Bank Account Credentials and Third Party Applications | PYMNTS.com
Although digital payment methods are now commonly used to purchase goods and services, some consumers concerned with protecting their bank accounts and personal information may resist using third-party apps connected to their bank accounts.
In fact, 24% of consumers say they are “slightly” or “not at all” comfortable sharing their bank account credentials with third parties, according to Convenience Versus Security, a PYMNTS and MX collaboration that surveyed 2 368 consumers.
Of these cautious consumers, 60% fear theft of their money, 57% do not wish to provide their account credentials to so many providers, 51% do not think the connections are secure and 45% do not trust the third party for whom they connect.
Those consumers who are uncomfortable or uncomfortable sharing their bank details are more likely than other consumers to expect multiple features when connecting checking or savings accounts to financial apps. Of these cautious consumers, 67% expect safety, 61% trust, and 52% trustworthiness. In contrast, among other consumers – those who are somewhat or very or extremely comfortable sharing their bank account credentials – less than half expect these features.

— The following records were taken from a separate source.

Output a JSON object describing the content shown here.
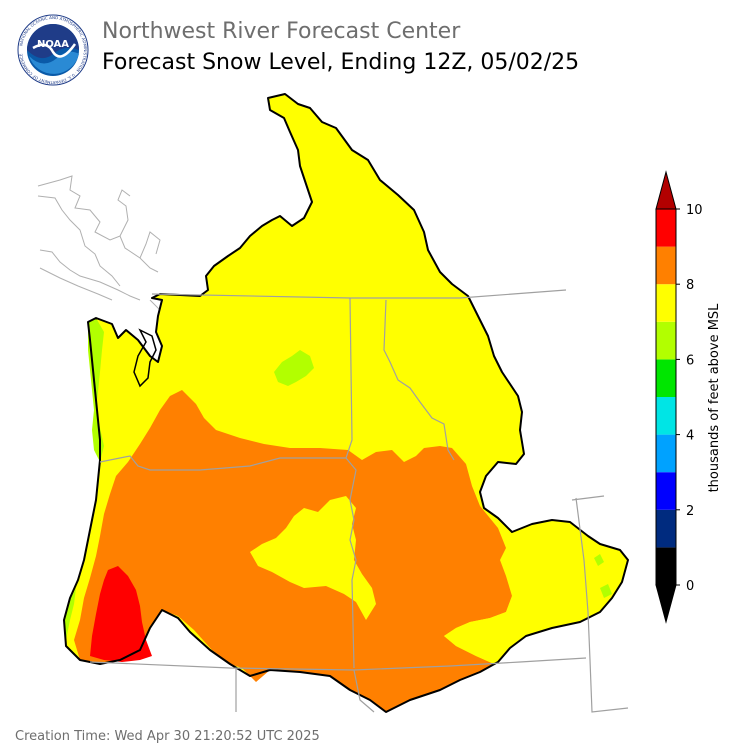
{
  "header": {
    "org_title": "Northwest River Forecast Center",
    "map_title": "Forecast Snow Level, Ending 12Z, 05/02/25",
    "logo_text": "NOAA",
    "logo_ring_text": "NATIONAL OCEANIC AND ATMOSPHERIC ADMINISTRATION · U.S. DEPARTMENT OF COMMERCE"
  },
  "legend": {
    "label": "thousands of feet above MSL",
    "ticks": [
      "0",
      "2",
      "4",
      "6",
      "8",
      "10"
    ],
    "bins": [
      {
        "range": "0-1",
        "color": "#000000"
      },
      {
        "range": "1-2",
        "color": "#002b7f"
      },
      {
        "range": "2-3",
        "color": "#0000ff"
      },
      {
        "range": "3-4",
        "color": "#00a2ff"
      },
      {
        "range": "4-5",
        "color": "#00e5e5"
      },
      {
        "range": "5-6",
        "color": "#00e600"
      },
      {
        "range": "6-7",
        "color": "#b2ff00"
      },
      {
        "range": "7-8",
        "color": "#ffff00"
      },
      {
        "range": "8-9",
        "color": "#ff8000"
      },
      {
        "range": "9-10",
        "color": "#ff0000"
      }
    ],
    "over_color": "#b20000",
    "under_color": "#000000"
  },
  "map": {
    "dominant_levels": [
      {
        "area": "northern basin",
        "level": "7-8",
        "color": "#ffff00"
      },
      {
        "area": "central/southern basin",
        "level": "8-9",
        "color": "#ff8000"
      },
      {
        "area": "southwest Oregon",
        "level": "9-10",
        "color": "#ff0000"
      },
      {
        "area": "coast and small patches",
        "level": "6-7",
        "color": "#b2ff00"
      }
    ]
  },
  "footer": {
    "creation_time": "Creation Time: Wed Apr 30 21:20:52 UTC 2025"
  }
}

These expectations also vary from generation to generation. In addition to expecting banking apps to be safe and trustworthy, consumers also expect the apps they use to be trustworthy. Of all consumers with third-party apps connected to their bank accounts, 52% say they expect these apps to be trustworthy, 48% want to receive notifications when there is activity in the app, 45% say apps should allow them to track transactions and 43% say apps should provide fast service.
All age groups rate these issues high, but baby boomers and seniors rate each of them the highest. Among baby boomers and seniors, 61% say reliability and notifications are important, 54% want the ability to track transactions, and 48% see speed as an important factor.